Faktor Tambahan: Harapan Kesepakatan Dagang AS-China
Selain ketegangan Timur Tengah, optimisme terhadap kesepakatan dagang antara AS dan China juga memberi sentimen positif pada pasar minyak. Trump menyatakan bahwa Beijing akan mulai memasok magnet dan mineral tanah jarang, serta bahwa AS akan mengizinkan mahasiswa China belajar di perguruan tinggi Amerika.
Walaupun kesepakatan ini masih dalam tahap awal dan tergantung pada persetujuan akhir dari kedua pemimpin negara, sentimen positif ini cukup untuk meningkatkan harapan atas kenaikan permintaan energi dari dua ekonomi terbesar dunia.
Menurut analis Tamas Varga dari PVM, “Risiko penurunan terkait perdagangan dalam minyak telah dihilangkan sementara, meskipun reaksi pasar masih lemah karena tidak jelas bagaimana pertumbuhan ekonomi dan permintaan minyak global akan terpengaruh.”
Data Persediaan AS: Penurunan Stok Dorong Sentimen Positif
Faktor lain yang mendukung kenaikan harga minyak adalah laporan dari Badan Informasi Energi AS (EIA), yang menunjukkan penurunan persediaan minyak mentah sebesar 3,6 juta barel menjadi 432,4 juta barel—lebih besar dari perkiraan analis yang hanya sekitar 2 juta barel.
Bob Yawger, Direktur Energi Berjangka di Mizuho, mengatakan bahwa laporan tersebut “optimis”, menandakan permintaan domestik yang mulai pulih.
Ia juga mencatat peningkatan permintaan bensin motor yang naik sekitar 907.000 barel per hari, menjadi total 9,17 juta barel per hari, yang menjadi indikator bahwa konsumsi bahan bakar kembali menguat di dalam negeri.
Suku Bunga dan Proyeksi Ekonomi: Faktor Pendukung Tambahan
Data inflasi konsumen AS yang hanya naik sedikit pada bulan Mei memberikan harapan bahwa Federal Reserve akan memangkas suku bunga pada bulan September.

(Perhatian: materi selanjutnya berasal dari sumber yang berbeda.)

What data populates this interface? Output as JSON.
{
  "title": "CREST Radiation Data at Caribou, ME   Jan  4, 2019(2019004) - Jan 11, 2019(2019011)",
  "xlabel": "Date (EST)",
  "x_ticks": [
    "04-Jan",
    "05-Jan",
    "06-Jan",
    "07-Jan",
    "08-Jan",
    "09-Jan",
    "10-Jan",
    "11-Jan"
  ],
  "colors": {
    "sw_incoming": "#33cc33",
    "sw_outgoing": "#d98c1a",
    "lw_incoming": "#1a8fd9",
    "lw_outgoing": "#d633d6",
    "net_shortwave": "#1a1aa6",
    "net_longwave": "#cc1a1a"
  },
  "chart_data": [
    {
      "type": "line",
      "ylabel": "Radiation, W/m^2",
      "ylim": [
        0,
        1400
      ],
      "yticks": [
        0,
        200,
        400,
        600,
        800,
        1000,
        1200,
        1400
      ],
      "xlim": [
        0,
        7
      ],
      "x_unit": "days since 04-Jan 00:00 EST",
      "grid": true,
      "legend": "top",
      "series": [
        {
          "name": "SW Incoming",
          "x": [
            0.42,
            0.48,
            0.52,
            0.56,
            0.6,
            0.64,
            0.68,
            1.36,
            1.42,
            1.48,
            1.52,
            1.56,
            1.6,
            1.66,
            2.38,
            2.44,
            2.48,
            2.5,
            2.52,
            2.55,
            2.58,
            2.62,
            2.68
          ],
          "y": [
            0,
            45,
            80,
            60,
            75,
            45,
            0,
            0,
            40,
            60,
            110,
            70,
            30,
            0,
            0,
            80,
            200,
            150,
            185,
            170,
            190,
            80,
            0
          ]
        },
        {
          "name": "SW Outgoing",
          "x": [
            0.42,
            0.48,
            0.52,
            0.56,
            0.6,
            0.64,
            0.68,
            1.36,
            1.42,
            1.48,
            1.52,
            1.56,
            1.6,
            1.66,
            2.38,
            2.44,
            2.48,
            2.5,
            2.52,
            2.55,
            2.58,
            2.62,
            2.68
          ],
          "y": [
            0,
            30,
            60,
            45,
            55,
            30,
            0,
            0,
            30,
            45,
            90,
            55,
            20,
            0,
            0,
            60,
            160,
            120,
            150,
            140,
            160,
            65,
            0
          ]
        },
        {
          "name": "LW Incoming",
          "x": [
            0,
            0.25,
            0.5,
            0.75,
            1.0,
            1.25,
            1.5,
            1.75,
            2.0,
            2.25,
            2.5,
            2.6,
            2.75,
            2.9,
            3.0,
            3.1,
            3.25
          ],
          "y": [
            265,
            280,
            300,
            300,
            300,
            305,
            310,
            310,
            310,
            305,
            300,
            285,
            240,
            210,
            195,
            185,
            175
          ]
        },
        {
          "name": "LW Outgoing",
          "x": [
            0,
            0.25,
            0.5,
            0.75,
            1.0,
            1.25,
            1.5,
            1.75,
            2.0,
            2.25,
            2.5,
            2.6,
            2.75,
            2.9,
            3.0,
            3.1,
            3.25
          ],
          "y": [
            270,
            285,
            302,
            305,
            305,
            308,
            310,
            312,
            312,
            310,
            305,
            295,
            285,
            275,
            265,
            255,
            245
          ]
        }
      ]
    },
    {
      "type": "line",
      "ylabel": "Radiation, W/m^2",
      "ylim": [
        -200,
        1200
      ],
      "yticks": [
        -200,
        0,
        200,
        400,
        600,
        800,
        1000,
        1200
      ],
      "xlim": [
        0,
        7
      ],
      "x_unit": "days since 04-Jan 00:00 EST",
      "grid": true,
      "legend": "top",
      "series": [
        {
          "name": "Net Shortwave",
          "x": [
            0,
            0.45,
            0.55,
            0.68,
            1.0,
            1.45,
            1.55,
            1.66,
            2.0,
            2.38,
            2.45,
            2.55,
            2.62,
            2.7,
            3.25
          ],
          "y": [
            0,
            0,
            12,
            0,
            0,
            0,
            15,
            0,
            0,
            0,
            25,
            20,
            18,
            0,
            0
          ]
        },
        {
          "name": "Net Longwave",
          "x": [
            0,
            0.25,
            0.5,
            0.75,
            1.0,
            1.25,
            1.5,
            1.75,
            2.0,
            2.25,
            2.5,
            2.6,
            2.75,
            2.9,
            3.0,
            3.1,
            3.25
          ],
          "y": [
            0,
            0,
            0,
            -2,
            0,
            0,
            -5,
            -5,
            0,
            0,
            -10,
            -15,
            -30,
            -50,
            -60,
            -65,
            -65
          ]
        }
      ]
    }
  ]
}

Suku bunga yang lebih rendah biasanya memicu pertumbuhan ekonomi, memperkuat konsumsi, dan mendorong permintaan energi secara keseluruhan.
Kondisi ini memperkuat sentimen positif di pasar minyak, menambah optimisme bahwa permintaan akan tetap kuat meskipun ada tekanan dari sisi pasokan.
Kesimpulan: Minyak dalam Mode Waspada Tinggi
Kenaikan harga minyak sebesar lebih dari 4% mencerminkan bagaimana pasar bergerak cepat merespons krisis geopolitik dan data ekonomi yang mengindikasikan potensi lonjakan permintaan. Ketegangan antara AS dan Iran, ancaman langsung terhadap fasilitas diplomatik dan militer, serta kekhawatiran terhadap pasokan dari Irak dan kawasan Teluk menjadi pemicu utama.
Meskipun OPEC+ berencana meningkatkan produksi, permintaan global yang masih tinggi dan ketidakpastian jangka pendek membuat harga tetap stabil di level atas. Optimisme atas kesepakatan dagang AS-China dan sinyal dari The Fed terkait pemangkasan suku bunga semakin menguatkan kemungkinan bahwa harga minyak bisa tetap tinggi, bahkan berpotensi naik lebih lanjut jika risiko geopolitik terus meningkat.
Dalam kondisi seperti ini, pelaku pasar, analis, dan investor akan terus mencermati setiap perkembangan politik dan ekonomi global yang dapat berdampak langsung pada pasokan dan permintaan minyak dunia.